Scott makes a good point, however many of these are failing with very few hours on them. That means a brand new plane with a pilot that is perhaps very unfamiliar could be at moderate risk. With so many failing, has there been any findings as to why? I've read memory issues...does that mean a bad batch, bad assembly or bad design? Is this being handled by waiting for units to fail or is there some sort of service bulletin or recall? If it's a bad batch of something, can't it be narrowed down to units purchased within set dates or a series of serial numbers?
I don't know that it's "many" failures. And if it's due to a memory chip failure, then that has to be traced back to the manufacturer of the chip (identifying whether a certain die lot has a higher-than-normal failure rate and why, etc.).
I received my upgraded SV touchscreen and it had serial number 12000-something.

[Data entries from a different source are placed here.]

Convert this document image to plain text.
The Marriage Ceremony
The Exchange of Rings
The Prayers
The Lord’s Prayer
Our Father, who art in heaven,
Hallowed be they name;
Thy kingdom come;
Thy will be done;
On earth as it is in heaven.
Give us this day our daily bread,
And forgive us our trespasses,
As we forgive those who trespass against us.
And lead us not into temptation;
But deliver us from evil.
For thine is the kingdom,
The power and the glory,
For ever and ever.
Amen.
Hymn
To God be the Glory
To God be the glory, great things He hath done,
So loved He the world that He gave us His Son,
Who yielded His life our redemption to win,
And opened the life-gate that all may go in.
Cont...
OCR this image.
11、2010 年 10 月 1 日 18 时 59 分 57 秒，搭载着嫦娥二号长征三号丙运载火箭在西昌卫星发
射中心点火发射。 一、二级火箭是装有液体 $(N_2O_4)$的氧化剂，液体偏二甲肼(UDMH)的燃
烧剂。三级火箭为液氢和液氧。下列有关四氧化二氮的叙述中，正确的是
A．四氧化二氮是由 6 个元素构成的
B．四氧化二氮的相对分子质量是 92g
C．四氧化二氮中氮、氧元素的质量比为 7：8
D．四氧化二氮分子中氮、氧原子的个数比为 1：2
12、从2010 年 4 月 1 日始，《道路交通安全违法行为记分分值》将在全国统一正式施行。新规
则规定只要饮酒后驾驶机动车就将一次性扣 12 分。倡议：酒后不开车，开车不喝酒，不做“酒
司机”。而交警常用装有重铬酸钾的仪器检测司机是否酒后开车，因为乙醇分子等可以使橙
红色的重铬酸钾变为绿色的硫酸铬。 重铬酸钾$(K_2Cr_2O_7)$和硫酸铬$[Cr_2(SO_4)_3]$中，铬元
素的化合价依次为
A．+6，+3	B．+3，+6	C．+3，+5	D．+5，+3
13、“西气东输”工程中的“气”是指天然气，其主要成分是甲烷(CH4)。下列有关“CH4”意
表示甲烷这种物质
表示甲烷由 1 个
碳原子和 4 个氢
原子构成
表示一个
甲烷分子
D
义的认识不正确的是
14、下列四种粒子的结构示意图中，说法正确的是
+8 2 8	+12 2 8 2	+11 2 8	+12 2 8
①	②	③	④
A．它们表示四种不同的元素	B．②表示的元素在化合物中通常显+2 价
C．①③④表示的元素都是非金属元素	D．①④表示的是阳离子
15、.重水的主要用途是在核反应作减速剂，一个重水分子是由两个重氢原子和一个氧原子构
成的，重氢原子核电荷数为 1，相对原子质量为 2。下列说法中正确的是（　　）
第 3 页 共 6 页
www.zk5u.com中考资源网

That's a lot of units sold, for GA, so a handful of failures is probably not "many", but certainly worth Dynon investigating root cause.
FWIW, I've had the following failures of equipment, all from different manufacturers, within the first 200 hours (and all repaired or replaced at no charge by the vendor):
SV1000 (they had a batch with boards that were not cleaned properly during manufacture by the supplier; R&R'd as part of a SB in less than a week)
GNS-430W - GPS card failed
XPDR (Dynon rebranded Trig) - replaced at no charge, has worked flawlessly since
Alternator (VR failed in such a weird way that it was *always on*, and I only found it because my lighted switch is lit iff the alternator is on...so it was lit even when in the Off position)
None of these were due to installation or wiring errors...they were ALL defects in the product. Infant mortality? Perhaps. But it does point out the need for vigilance, redundancy and fly-by-the-seat-of-your-pants ability (as well as knowing your systems and always leaving yourself an "out").